Furthermore, it is clear by about the fifth chapter or so that there are only a handful of ideas holding this book together, and she stretches them past their breaking point. Repeating over and again the same bullshit about how gratitude will magically pull your dream life out of her ass, and it becomes clear that this is just another blind cash-grab of a self-help book. This magical concept of gratitude that she will not stop butchering is her means of quickly making a pay-day through promising whatever it is you want, no care for the genuinely needy, nor any sincere attempt at gratitude.

Or maybe she is simply one of the most blissfully, delusional people to have made it to this green earth.

neezdutslover's review against another edition

DID NOT FINISH: 37%

it was great, but I felt like since I’ve been researching manifestation my whole life I already knew most of this. I would recommend this book to a beginner Manifester but I also just kind of lost motivation since there were stuff you had to do each day and I just didn’t feel like it.

Inspiring...makes you change the way you view the outside world and you learn more about yourself.

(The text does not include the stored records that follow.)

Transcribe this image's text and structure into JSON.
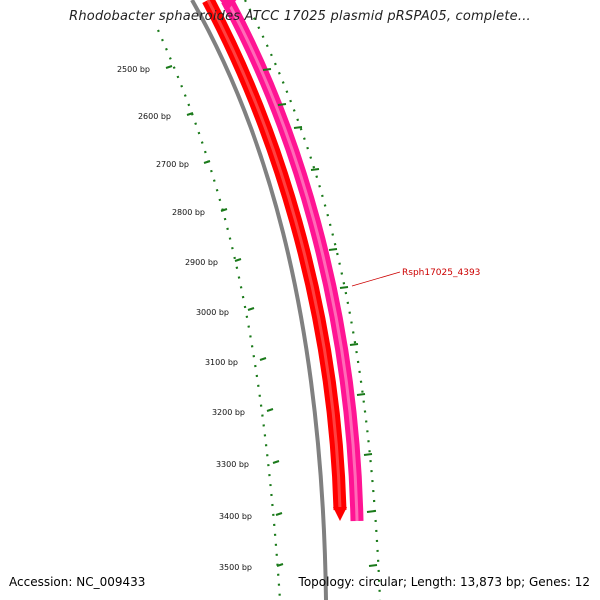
{
  "title": "Rhodobacter sphaeroides ATCC 17025 plasmid pRSPA05, complete...",
  "footer": {
    "accession": "Accession: NC_009433",
    "summary": "Topology: circular; Length: 13,873 bp; Genes: 12"
  },
  "scale_ticks": [
    "2500 bp",
    "2600 bp",
    "2700 bp",
    "2800 bp",
    "2900 bp",
    "3000 bp",
    "3100 bp",
    "3200 bp",
    "3300 bp",
    "3400 bp",
    "3500 bp"
  ],
  "gene_label": "Rsph17025_4393",
  "colors": {
    "backbone": "#808080",
    "forward_gene": "#ff0000",
    "reverse_gene": "#ff1493",
    "scale": "#1a7a1a",
    "label": "#cc0000"
  }
}
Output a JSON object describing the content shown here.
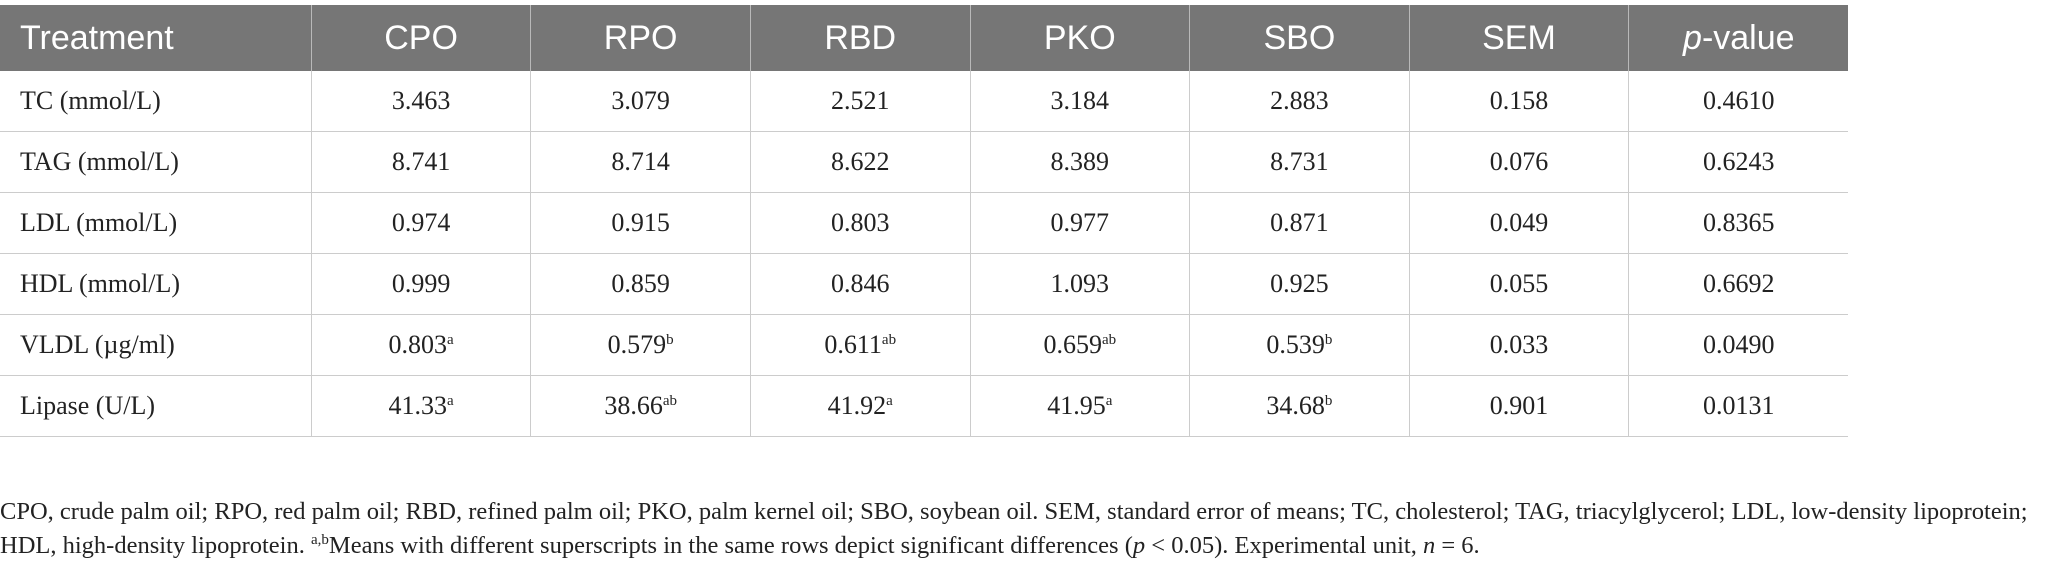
{
  "table": {
    "headers": {
      "treatment": "Treatment",
      "cpo": "CPO",
      "rpo": "RPO",
      "rbd": "RBD",
      "pko": "PKO",
      "sbo": "SBO",
      "sem": "SEM",
      "p_italic": "p",
      "p_rest": "-value"
    },
    "rows": [
      {
        "label": "TC (mmol/L)",
        "cpo": "3.463",
        "cpo_sup": "",
        "rpo": "3.079",
        "rpo_sup": "",
        "rbd": "2.521",
        "rbd_sup": "",
        "pko": "3.184",
        "pko_sup": "",
        "sbo": "2.883",
        "sbo_sup": "",
        "sem": "0.158",
        "p": "0.4610"
      },
      {
        "label": "TAG (mmol/L)",
        "cpo": "8.741",
        "cpo_sup": "",
        "rpo": "8.714",
        "rpo_sup": "",
        "rbd": "8.622",
        "rbd_sup": "",
        "pko": "8.389",
        "pko_sup": "",
        "sbo": "8.731",
        "sbo_sup": "",
        "sem": "0.076",
        "p": "0.6243"
      },
      {
        "label": "LDL (mmol/L)",
        "cpo": "0.974",
        "cpo_sup": "",
        "rpo": "0.915",
        "rpo_sup": "",
        "rbd": "0.803",
        "rbd_sup": "",
        "pko": "0.977",
        "pko_sup": "",
        "sbo": "0.871",
        "sbo_sup": "",
        "sem": "0.049",
        "p": "0.8365"
      },
      {
        "label": "HDL (mmol/L)",
        "cpo": "0.999",
        "cpo_sup": "",
        "rpo": "0.859",
        "rpo_sup": "",
        "rbd": "0.846",
        "rbd_sup": "",
        "pko": "1.093",
        "pko_sup": "",
        "sbo": "0.925",
        "sbo_sup": "",
        "sem": "0.055",
        "p": "0.6692"
      },
      {
        "label": "VLDL (µg/ml)",
        "cpo": "0.803",
        "cpo_sup": "a",
        "rpo": "0.579",
        "rpo_sup": "b",
        "rbd": "0.611",
        "rbd_sup": "ab",
        "pko": "0.659",
        "pko_sup": "ab",
        "sbo": "0.539",
        "sbo_sup": "b",
        "sem": "0.033",
        "p": "0.0490"
      },
      {
        "label": "Lipase (U/L)",
        "cpo": "41.33",
        "cpo_sup": "a",
        "rpo": "38.66",
        "rpo_sup": "ab",
        "rbd": "41.92",
        "rbd_sup": "a",
        "pko": "41.95",
        "pko_sup": "a",
        "sbo": "34.68",
        "sbo_sup": "b",
        "sem": "0.901",
        "p": "0.0131"
      }
    ]
  },
  "footnote": {
    "part1": "CPO, crude palm oil; RPO, red palm oil; RBD, refined palm oil; PKO, palm kernel oil; SBO, soybean oil. SEM, standard error of means; TC, cholesterol; TAG, triacylglycerol; LDL, low-density lipoprotein; HDL, high-density lipoprotein. ",
    "sup": "a,b",
    "part2": "Means with different superscripts in the same rows depict significant differences (",
    "p_italic": "p",
    "part3": " < 0.05). Experimental unit, ",
    "n_italic": "n",
    "part4": " = 6."
  }
}
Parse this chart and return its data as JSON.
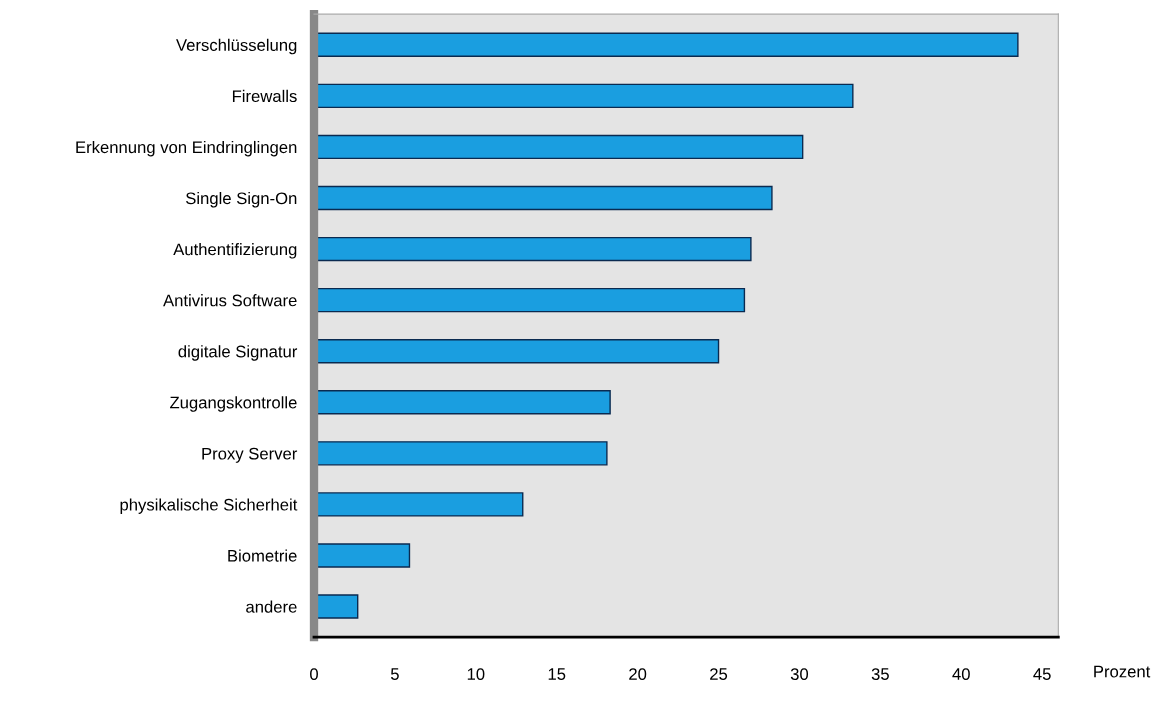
{
  "chart_data": {
    "type": "bar",
    "orientation": "horizontal",
    "xlabel": "Prozent",
    "categories": [
      "Verschlüsselung",
      "Firewalls",
      "Erkennung von Eindringlingen",
      "Single Sign-On",
      "Authentifizierung",
      "Antivirus Software",
      "digitale Signatur",
      "Zugangskontrolle",
      "Proxy Server",
      "physikalische Sicherheit",
      "Biometrie",
      "andere"
    ],
    "values": [
      43.5,
      33.3,
      30.2,
      28.3,
      27.0,
      26.6,
      25.0,
      18.3,
      18.1,
      12.9,
      5.9,
      2.7
    ],
    "color": "#1a9ee0",
    "xlim": [
      0,
      46
    ],
    "xticks": [
      0,
      5,
      10,
      15,
      20,
      25,
      30,
      35,
      40,
      45
    ],
    "grid": false,
    "legend": false
  }
}
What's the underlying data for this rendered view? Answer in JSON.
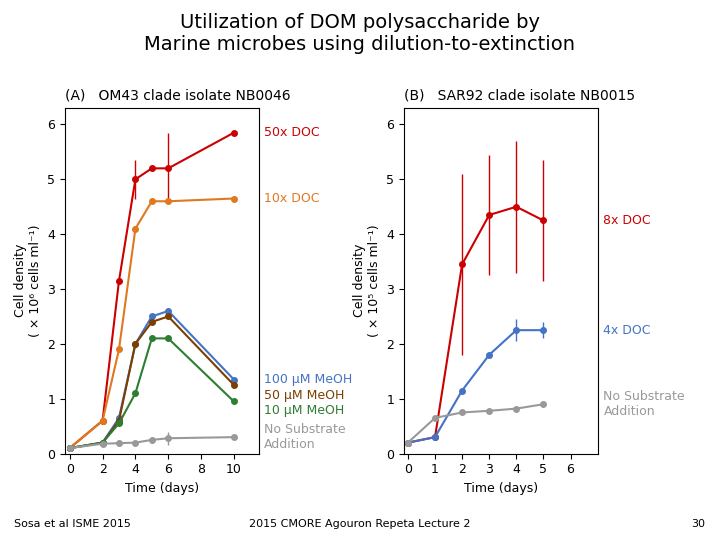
{
  "title": "Utilization of DOM polysaccharide by\nMarine microbes using dilution-to-extinction",
  "annotations": [
    "Sosa et al ISME 2015",
    "2015 CMORE Agouron Repeta Lecture 2",
    "30"
  ],
  "chart_data": [
    {
      "type": "line",
      "title": "(A)   OM43 clade isolate NB0046",
      "x_label": "Time (days)",
      "y_label": "Cell density\n( × 10⁶ cells ml⁻¹)",
      "xlim": [
        -0.3,
        11.5
      ],
      "ylim": [
        0,
        6.3
      ],
      "xticks": [
        0,
        2,
        4,
        6,
        8,
        10
      ],
      "yticks": [
        0,
        1,
        2,
        3,
        4,
        5,
        6
      ],
      "series": [
        {
          "name": "50x DOC",
          "color": "#cc0000",
          "marker": "o",
          "x": [
            0,
            2,
            3,
            4,
            5,
            6,
            10
          ],
          "values": [
            0.1,
            0.6,
            3.15,
            5.0,
            5.2,
            5.2,
            5.85
          ],
          "errors": [
            0,
            0,
            0,
            0.35,
            0,
            0.65,
            0
          ]
        },
        {
          "name": "10x DOC",
          "color": "#e07820",
          "marker": "o",
          "x": [
            0,
            2,
            3,
            4,
            5,
            6,
            10
          ],
          "values": [
            0.1,
            0.6,
            1.9,
            4.1,
            4.6,
            4.6,
            4.65
          ],
          "errors": [
            0,
            0,
            0,
            0,
            0,
            0,
            0
          ]
        },
        {
          "name": "100 μM MeOH",
          "color": "#4472c4",
          "marker": "o",
          "x": [
            0,
            2,
            3,
            4,
            5,
            6,
            10
          ],
          "values": [
            0.1,
            0.2,
            0.65,
            2.0,
            2.5,
            2.6,
            1.35
          ],
          "errors": [
            0,
            0,
            0,
            0,
            0,
            0,
            0
          ]
        },
        {
          "name": "50 μM MeOH",
          "color": "#7b3f00",
          "marker": "o",
          "x": [
            0,
            2,
            3,
            4,
            5,
            6,
            10
          ],
          "values": [
            0.1,
            0.2,
            0.6,
            2.0,
            2.4,
            2.5,
            1.25
          ],
          "errors": [
            0,
            0,
            0,
            0,
            0,
            0,
            0
          ]
        },
        {
          "name": "10 μM MeOH",
          "color": "#2e7d32",
          "marker": "o",
          "x": [
            0,
            2,
            3,
            4,
            5,
            6,
            10
          ],
          "values": [
            0.1,
            0.2,
            0.55,
            1.1,
            2.1,
            2.1,
            0.95
          ],
          "errors": [
            0,
            0,
            0,
            0,
            0,
            0,
            0
          ]
        },
        {
          "name": "No Substrate\nAddition",
          "color": "#999999",
          "marker": "o",
          "x": [
            0,
            2,
            3,
            4,
            5,
            6,
            10
          ],
          "values": [
            0.1,
            0.18,
            0.19,
            0.2,
            0.25,
            0.28,
            0.3
          ],
          "errors": [
            0,
            0,
            0,
            0,
            0,
            0.12,
            0
          ]
        }
      ]
    },
    {
      "type": "line",
      "title": "(B)   SAR92 clade isolate NB0015",
      "x_label": "Time (days)",
      "y_label": "Cell density\n( × 10⁵ cells ml⁻¹)",
      "xlim": [
        -0.15,
        7.0
      ],
      "ylim": [
        0,
        6.3
      ],
      "xticks": [
        0,
        1,
        2,
        3,
        4,
        5,
        6
      ],
      "yticks": [
        0,
        1,
        2,
        3,
        4,
        5,
        6
      ],
      "series": [
        {
          "name": "8x DOC",
          "color": "#cc0000",
          "marker": "o",
          "x": [
            0,
            1,
            2,
            3,
            4,
            5
          ],
          "values": [
            0.2,
            0.3,
            3.45,
            4.35,
            4.5,
            4.25
          ],
          "errors": [
            0,
            0,
            1.65,
            1.1,
            1.2,
            1.1
          ]
        },
        {
          "name": "4x DOC",
          "color": "#4472c4",
          "marker": "o",
          "x": [
            0,
            1,
            2,
            3,
            4,
            5
          ],
          "values": [
            0.2,
            0.3,
            1.15,
            1.8,
            2.25,
            2.25
          ],
          "errors": [
            0,
            0,
            0,
            0,
            0.2,
            0.15
          ]
        },
        {
          "name": "No Substrate\nAddition",
          "color": "#999999",
          "marker": "o",
          "x": [
            0,
            1,
            2,
            3,
            4,
            5
          ],
          "values": [
            0.2,
            0.65,
            0.75,
            0.78,
            0.82,
            0.9
          ],
          "errors": [
            0,
            0,
            0,
            0,
            0,
            0
          ]
        }
      ]
    }
  ]
}
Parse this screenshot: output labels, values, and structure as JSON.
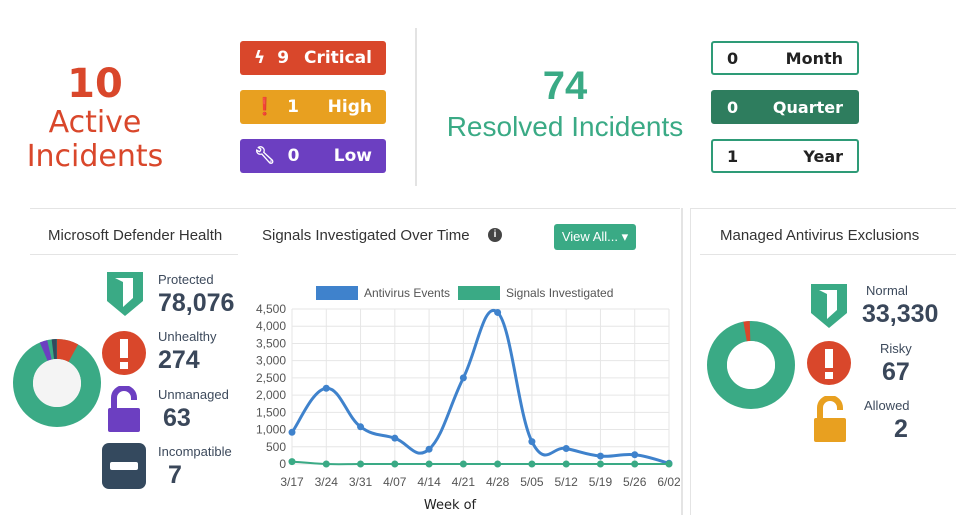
{
  "active": {
    "count": "10",
    "label1": "Active",
    "label2": "Incidents"
  },
  "severity": [
    {
      "icon": "bolt-icon",
      "count": "9",
      "label": "Critical",
      "color": "#d9472b"
    },
    {
      "icon": "exclamation-icon",
      "count": "1",
      "label": "High",
      "color": "#e8a020"
    },
    {
      "icon": "wrench-icon",
      "count": "0",
      "label": "Low",
      "color": "#6c3fc1"
    }
  ],
  "resolved": {
    "count": "74",
    "label": "Resolved Incidents"
  },
  "periods": [
    {
      "count": "0",
      "label": "Month"
    },
    {
      "count": "0",
      "label": "Quarter",
      "active": true
    },
    {
      "count": "1",
      "label": "Year"
    }
  ],
  "defender": {
    "title": "Microsoft Defender Health",
    "items": [
      {
        "label": "Protected",
        "value": "78,076",
        "color": "#3aaa85"
      },
      {
        "label": "Unhealthy",
        "value": "274",
        "color": "#d9472b"
      },
      {
        "label": "Unmanaged",
        "value": "63",
        "color": "#6c3fc1"
      },
      {
        "label": "Incompatible",
        "value": "7",
        "color": "#34495e"
      }
    ]
  },
  "signals": {
    "title": "Signals Investigated Over Time",
    "view_all": "View All..."
  },
  "chart_data": {
    "type": "line",
    "title": "Signals Investigated Over Time",
    "xlabel": "Week of",
    "ylabel": "",
    "ylim": [
      0,
      4500
    ],
    "yticks": [
      "0",
      "500",
      "1,000",
      "1,500",
      "2,000",
      "2,500",
      "3,000",
      "3,500",
      "4,000",
      "4,500"
    ],
    "categories": [
      "3/17",
      "3/24",
      "3/31",
      "4/07",
      "4/14",
      "4/21",
      "4/28",
      "5/05",
      "5/12",
      "5/19",
      "5/26",
      "6/02"
    ],
    "series": [
      {
        "name": "Antivirus Events",
        "color": "#3f82cc",
        "values": [
          920,
          2200,
          1080,
          750,
          430,
          2500,
          4400,
          650,
          450,
          230,
          270,
          20
        ]
      },
      {
        "name": "Signals Investigated",
        "color": "#3aaa85",
        "values": [
          70,
          0,
          0,
          0,
          0,
          0,
          0,
          0,
          0,
          0,
          0,
          0
        ]
      }
    ],
    "legend": "top"
  },
  "exclusions": {
    "title": "Managed Antivirus Exclusions",
    "items": [
      {
        "label": "Normal",
        "value": "33,330",
        "color": "#3aaa85"
      },
      {
        "label": "Risky",
        "value": "67",
        "color": "#d9472b"
      },
      {
        "label": "Allowed",
        "value": "2",
        "color": "#e8a020"
      }
    ]
  }
}
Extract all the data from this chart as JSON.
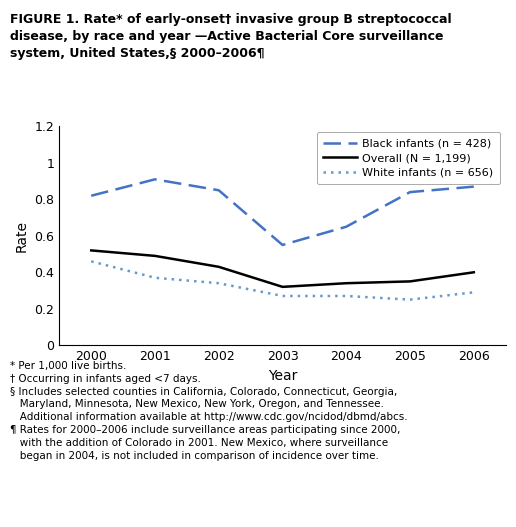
{
  "years": [
    2000,
    2001,
    2002,
    2003,
    2004,
    2005,
    2006
  ],
  "black_infants": [
    0.82,
    0.91,
    0.85,
    0.55,
    0.65,
    0.84,
    0.87
  ],
  "overall": [
    0.52,
    0.49,
    0.43,
    0.32,
    0.34,
    0.35,
    0.4
  ],
  "white_infants": [
    0.46,
    0.37,
    0.34,
    0.27,
    0.27,
    0.25,
    0.29
  ],
  "black_color": "#4472C4",
  "overall_color": "#000000",
  "white_color": "#6699CC",
  "ylim": [
    0,
    1.2
  ],
  "yticks": [
    0,
    0.2,
    0.4,
    0.6,
    0.8,
    1.0,
    1.2
  ],
  "xlabel": "Year",
  "ylabel": "Rate",
  "legend_labels": [
    "Black infants (n = 428)",
    "Overall (N = 1,199)",
    "White infants (n = 656)"
  ],
  "title": "FIGURE 1. Rate* of early-onset† invasive group B streptococcal\ndisease, by race and year —Active Bacterial Core surveillance\nsystem, United States,§ 2000–2006¶",
  "footnotes": "* Per 1,000 live births.\n† Occurring in infants aged <7 days.\n§ Includes selected counties in California, Colorado, Connecticut, Georgia,\n   Maryland, Minnesota, New Mexico, New York, Oregon, and Tennessee.\n   Additional information available at http://www.cdc.gov/ncidod/dbmd/abcs.\n¶ Rates for 2000–2006 include surveillance areas participating since 2000,\n   with the addition of Colorado in 2001. New Mexico, where surveillance\n   began in 2004, is not included in comparison of incidence over time."
}
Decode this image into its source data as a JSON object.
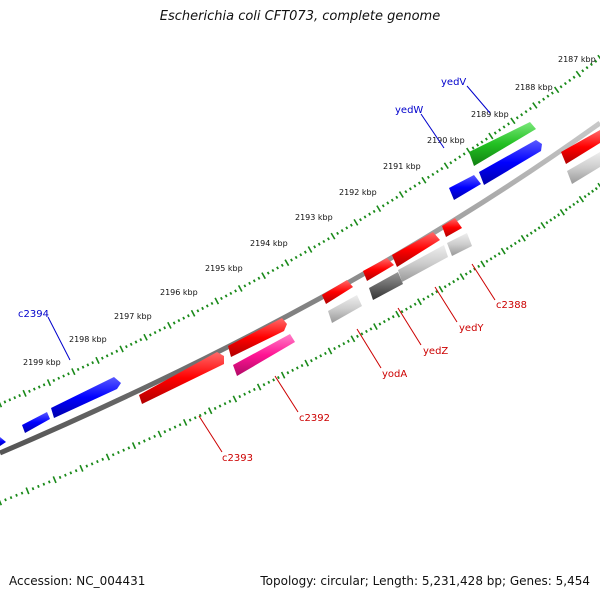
{
  "title": "Escherichia coli CFT073, complete genome",
  "footer": {
    "accession": "Accession: NC_004431",
    "summary": "Topology: circular; Length: 5,231,428 bp; Genes: 5,454"
  },
  "colors": {
    "backbone": "#888888",
    "tick": "#1a8a1a",
    "forward_label": "#0000cc",
    "reverse_label": "#cc0000"
  },
  "scale_labels": [
    "2187 kbp",
    "2188 kbp",
    "2189 kbp",
    "2190 kbp",
    "2191 kbp",
    "2192 kbp",
    "2193 kbp",
    "2194 kbp",
    "2195 kbp",
    "2196 kbp",
    "2197 kbp",
    "2198 kbp",
    "2199 kbp"
  ],
  "gene_labels": [
    "yedV",
    "yedW",
    "c2394",
    "c2388",
    "yedY",
    "yedZ",
    "yodA",
    "c2392",
    "c2393"
  ]
}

I always thought I was a pretty positive person. When I used some of the exercises for positive thinking I came to the harsh reality that I had more negative thoughts than positive. I catch myself faster now. Working on some change over here. What can I say, my mind is under construction lol.

It's hard to review a book like this. It's so astronomically bad I find it difficult to start. I began reading this book as it was generously gifted to me by a friend. This book apparently helped my friend a great deal, and I'm glad that it has. It was because of this I started reading with genuine curiousity. I wanted to enjoy this book. I wanted to do it with her. I wanted to be able to share this journey with her. But it was not to be. This friend had recommended other books to me, along the same kind of genre, that I had really enjoyed. Books based on psychology and philosophy. Books with studies and actual *references*. You can't just say 'according to a study' and expect me to swallow whatever you say next as gospel truth.
The psuedo science alone is enough to drive me insane. The author's stunning lack of understanding of the laws of physics shine brightly through every single analogy that dares to mention the universe, or god forbid, gravity. (Spoiler alert, Rhonda, we already know how gravity works.)
I found the book had the potential to be more than a little ableist as well. Several chapters were dedicated to things like; being grateful for being able to walk! (Not every one can.); Being able to see (See before); and being able to hear (see before). Apparently poor health is something that you can just *wish* away by being grateful. Not only is this wildly inaccurate, but I can't help but feel for those who have poor health, who might read this and actually fall for it. I'm not saying there aren't medical miracles. I'm not saying that the placebo affect isn't real, 'there are studies' that suggest otherwise. But telling someone to be grateful for something they don't have seems to me like a poke in the eye with a blunt stick.
Not only this but I found Rhonda's talk on relationships to be potentially dangerous. In a shitty relationship? Just *be grateful* for it, and it will be all better. No! Sometimes relationships are shitty and you just need to get the hell out of it.
And lets not even get into the magic rock, the sprinkling of magic dust and the Magic Check (A blank check from the Universe to bank when you're grateful enough for this money to 'magically come into your life'.).
Maybe this book was lost on me because I feel like I am naturally a grateful person. Maybe it was the poor writing and the severe lack of any actual research (annoying anecdotes of your shopping trips are NOT evidence to your claims). Maybe it was the bible quote she misinterpreted to suit her agenda then continued to paraphrase the entire way through the book. Either way, I did not enjoy this book. Thankfully I only had to read one chapter a day, else I'm not sure I'd have made it through.
If this book has helped you, then don't listen to me, what do I know. But unfortunately I don't feel like this book is worth the paper it's written on.
informative
informative reflective medium-paced

Good to realise how much we have in our lives already. 

I love a little reminder to be more grateful.